Le secteur qui possède de loin la VE/Emploi la une moyenne de 4 424K€, loin devant l’alcool plus importante est celui de l’immobilier, avec (2 646€), l’entertainment (1 464K€), l’énergie (1 361K€), la pharmacie (1 251K€) et la finance (1 145K€). Excepté pour l’entertainment, qui est un petit secteur comprenant uniquement trois entreprises et créé pour les besoins de cette étude, les résultats de ce haut de tableau ne sont pas étonnants. Commençons avec le secteur de l’immobilier : certaines entreprises comme Unibail-Rodamco et Klépierre ne possèdent que les murs de bâtiments, qu’elles louent ensuite à d’autres et n’ont donc besoin pas besoin d’une grande main d’œuvre, malgré des valorisations énormes dues aux coûts des structures. Pour l’alcool, l’énergie, la pharmacie et la finance, ce sont des entreprises qui ont de fortes capitalisations boursières et des employés souvent hautement qualifiés et il est donc logique d’y trouver une VE/Emploi qui soit haute. L’alcool possède par ailleurs un coefficient de variation extrêmement bas (32%), qui démontre que le secteur possède globalement une VE/Emploi stable dans les différents pays puisque l’activité y est le même. Ce n’est pas le cas, par exemple, de l’immobilier (100%) ou de l’énergie (240%), des secteurs où s’y côtoient différentes spécialisations, nous reviendrons sur ces cas dans la troisième partie.
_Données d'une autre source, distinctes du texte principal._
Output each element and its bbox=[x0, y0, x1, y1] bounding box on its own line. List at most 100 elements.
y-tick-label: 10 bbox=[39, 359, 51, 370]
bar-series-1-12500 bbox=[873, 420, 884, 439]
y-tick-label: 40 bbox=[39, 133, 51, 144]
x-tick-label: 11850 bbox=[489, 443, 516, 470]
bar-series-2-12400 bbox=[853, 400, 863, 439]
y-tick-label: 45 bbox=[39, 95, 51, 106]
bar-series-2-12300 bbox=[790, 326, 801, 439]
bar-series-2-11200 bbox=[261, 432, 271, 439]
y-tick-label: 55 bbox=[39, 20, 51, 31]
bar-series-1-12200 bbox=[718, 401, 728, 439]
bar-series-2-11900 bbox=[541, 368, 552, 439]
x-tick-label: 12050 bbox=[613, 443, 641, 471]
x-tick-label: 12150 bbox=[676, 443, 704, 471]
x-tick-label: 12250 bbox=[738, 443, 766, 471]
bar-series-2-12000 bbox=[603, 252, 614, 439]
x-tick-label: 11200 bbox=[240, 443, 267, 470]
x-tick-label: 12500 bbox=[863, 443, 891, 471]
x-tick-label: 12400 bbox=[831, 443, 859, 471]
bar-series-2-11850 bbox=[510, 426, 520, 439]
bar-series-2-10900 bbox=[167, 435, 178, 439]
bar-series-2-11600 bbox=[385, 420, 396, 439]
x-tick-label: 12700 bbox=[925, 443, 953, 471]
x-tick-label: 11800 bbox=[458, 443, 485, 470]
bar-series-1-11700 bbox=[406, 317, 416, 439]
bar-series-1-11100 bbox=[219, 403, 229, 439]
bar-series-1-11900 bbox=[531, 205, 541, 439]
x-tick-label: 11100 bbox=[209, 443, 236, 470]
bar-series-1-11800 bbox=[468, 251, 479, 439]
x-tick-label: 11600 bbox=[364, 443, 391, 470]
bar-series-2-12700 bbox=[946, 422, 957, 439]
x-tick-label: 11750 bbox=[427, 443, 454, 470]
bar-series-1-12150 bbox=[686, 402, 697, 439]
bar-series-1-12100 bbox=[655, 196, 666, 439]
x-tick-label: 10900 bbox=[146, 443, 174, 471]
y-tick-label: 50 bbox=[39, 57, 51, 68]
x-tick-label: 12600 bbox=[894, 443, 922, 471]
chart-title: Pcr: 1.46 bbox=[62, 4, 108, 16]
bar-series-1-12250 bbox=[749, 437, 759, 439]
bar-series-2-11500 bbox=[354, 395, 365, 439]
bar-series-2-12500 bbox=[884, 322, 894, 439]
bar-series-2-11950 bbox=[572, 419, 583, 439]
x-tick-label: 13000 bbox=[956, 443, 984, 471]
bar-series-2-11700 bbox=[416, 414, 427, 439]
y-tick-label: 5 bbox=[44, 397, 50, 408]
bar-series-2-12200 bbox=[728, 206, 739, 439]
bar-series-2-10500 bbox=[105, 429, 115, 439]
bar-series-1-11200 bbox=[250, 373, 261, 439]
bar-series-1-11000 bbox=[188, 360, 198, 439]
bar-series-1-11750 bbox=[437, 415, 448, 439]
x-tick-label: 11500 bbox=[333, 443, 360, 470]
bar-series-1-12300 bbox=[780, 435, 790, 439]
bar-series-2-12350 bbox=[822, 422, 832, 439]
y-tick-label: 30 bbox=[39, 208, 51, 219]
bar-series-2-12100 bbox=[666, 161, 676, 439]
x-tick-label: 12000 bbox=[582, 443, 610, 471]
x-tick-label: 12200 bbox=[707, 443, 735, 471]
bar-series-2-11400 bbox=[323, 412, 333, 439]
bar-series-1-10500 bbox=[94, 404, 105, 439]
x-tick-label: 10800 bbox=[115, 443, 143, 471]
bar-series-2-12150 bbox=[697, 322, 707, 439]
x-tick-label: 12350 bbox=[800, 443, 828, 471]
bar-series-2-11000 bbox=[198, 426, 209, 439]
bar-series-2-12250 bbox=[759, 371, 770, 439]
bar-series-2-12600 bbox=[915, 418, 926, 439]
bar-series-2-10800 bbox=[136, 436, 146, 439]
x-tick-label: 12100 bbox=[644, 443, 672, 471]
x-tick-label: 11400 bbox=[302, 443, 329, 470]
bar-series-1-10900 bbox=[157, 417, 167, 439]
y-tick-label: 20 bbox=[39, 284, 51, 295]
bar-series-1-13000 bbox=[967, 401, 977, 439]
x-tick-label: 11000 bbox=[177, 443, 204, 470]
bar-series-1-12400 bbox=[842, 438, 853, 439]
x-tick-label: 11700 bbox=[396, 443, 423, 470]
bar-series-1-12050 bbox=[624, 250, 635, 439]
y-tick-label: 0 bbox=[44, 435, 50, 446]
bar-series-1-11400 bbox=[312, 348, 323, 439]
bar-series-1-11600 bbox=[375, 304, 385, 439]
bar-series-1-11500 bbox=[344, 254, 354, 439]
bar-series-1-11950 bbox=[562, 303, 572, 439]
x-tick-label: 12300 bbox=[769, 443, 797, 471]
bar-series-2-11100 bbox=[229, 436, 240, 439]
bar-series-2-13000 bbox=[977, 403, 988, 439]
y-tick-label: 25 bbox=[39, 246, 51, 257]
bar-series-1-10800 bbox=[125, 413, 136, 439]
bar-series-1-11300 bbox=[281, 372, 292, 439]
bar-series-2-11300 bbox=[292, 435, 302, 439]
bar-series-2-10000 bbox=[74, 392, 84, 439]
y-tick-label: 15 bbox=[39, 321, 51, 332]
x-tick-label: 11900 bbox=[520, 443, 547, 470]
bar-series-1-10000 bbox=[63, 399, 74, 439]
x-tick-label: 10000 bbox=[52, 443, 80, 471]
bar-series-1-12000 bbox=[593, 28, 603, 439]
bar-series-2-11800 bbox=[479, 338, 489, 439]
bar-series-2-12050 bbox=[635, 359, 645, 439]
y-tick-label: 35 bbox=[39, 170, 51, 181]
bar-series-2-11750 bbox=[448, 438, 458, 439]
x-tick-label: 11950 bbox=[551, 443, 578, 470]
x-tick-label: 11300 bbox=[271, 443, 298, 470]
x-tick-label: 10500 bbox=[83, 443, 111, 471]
De l’autre côté du classement par secteurs, ceux qui possèdent une VE/ Emploi basse sont également assez logiquement des secteurs où les employés ont peu de qualifications. L’hôtellerie (69K€) en est un exemple parfait, malgré l’échantillon beaucoup trop bas (seulement deux entreprises). Suivent également la distribution (78 K€) qui est bien représentée dans différents pays avec également un coefficient de variation bas (27%), qui démontre que le secteur possède une VE/Emploi basse et stable, quel que soit le pays. Les services possèdent aussi une VE/Emploi peu élevée (90K€) qui s’explique par un usage assez important de « petites mains », même si le secteur est plus élargi dans notre étude, ce qui explique le coefficient de variation de 265%. Viennent ensuite la communication (179K€) et la santé (240K€), un domaine qui couvre des corps de métier divers et variés.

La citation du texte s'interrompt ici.